I’m a mechanical engineer, but I also work in systems. I’ve been working on the engineering side of the F18s, super hornets, and the hornets, as well as the T38s which is the air force trainer for NASA. I’m currently working on developing and testing an advanced helicopter engine for heavy lift, usually used for moving troops.
Every day I pray that: 1) that I don’t destroy something very expensive that our tax money is paying for, and 2) that I can maintain the relationships with my coworkers and get the job done when I go in.
I work for Raytheon, involved in ship controls, navigation systems, radars and sensors. I do what’s called ship integration, so I integrate those systems with the shipyards and the shipbuilders themselves. My job essentially is to bridge the gap between very smart people on radars and control systems with the shipbuilders. And they’re very different worlds. So I do a lot of talking. I do a lot of work between factions, trying to explain. I find that the fruits of the spirit are something I have to focus in on quite a bit in terms of my patience and my gentleness trying to work with people. I feel like that’s where my faith really integrates because we have a lot of smart people with a lot of great ideas, but they don’t necessarily know how to share them. It’s not their giftedness. My giftedness that God is using in me is to try to pull that out of them so that they can communicate better.
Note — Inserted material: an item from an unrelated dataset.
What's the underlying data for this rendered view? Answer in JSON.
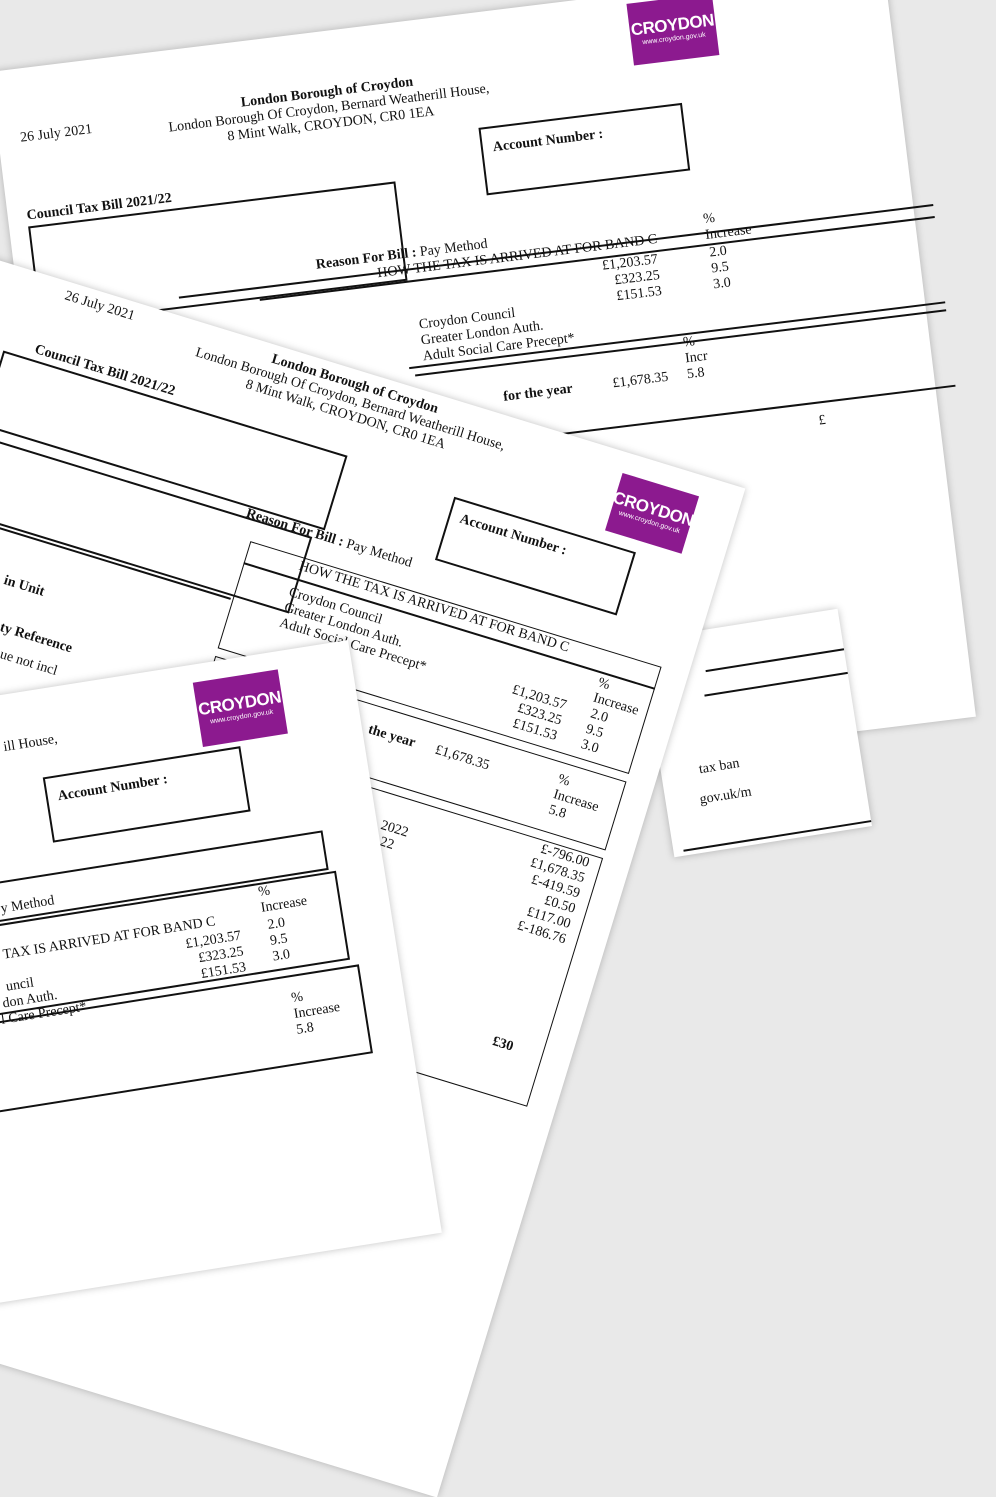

How often does my faith come into play in the course of my work? Everyday. I can just point back to Friday. I was having a very difficult email discussion with somebody on my team who wasn’t doing what I needed them to do. And as it happens, I was getting somewhat angry thinking, “Can we get this over this hump? We’ve been working on this for so long!” I had to step back and I had to say, “Lord, I can feel my temperature rising, I need patience on this. I need to step back and not respond. I want to respond immediately to this email, but I’m emotional right now – it’s not a good time. I need to step back because I’m not in the right place.” Just that quick prayer, “Lord help me to just wait an hour,” is how my faith comes to play in my work. It happens moment by moment. Literally my last work day I had that intervention of prayer to deal with a difficult situation.
- Hebrews 1:2 speaks of Jesus as the one through whom God created the worlds. How does Jesus’ work in the gospels relate to God’s creative work in Genesis?
- The world we live in today is not limited to natural creation -- we live in a world of human interaction, commerce, and technology. In what way was Jesus involved in creating this world we now live in? In what way is Jesus still involved?
- As a professional engineer, Ariana’s daily prayer is to 1) not destroy something expensive, and 2) maintain good coworker relationships. In your job which is harder: technology or people?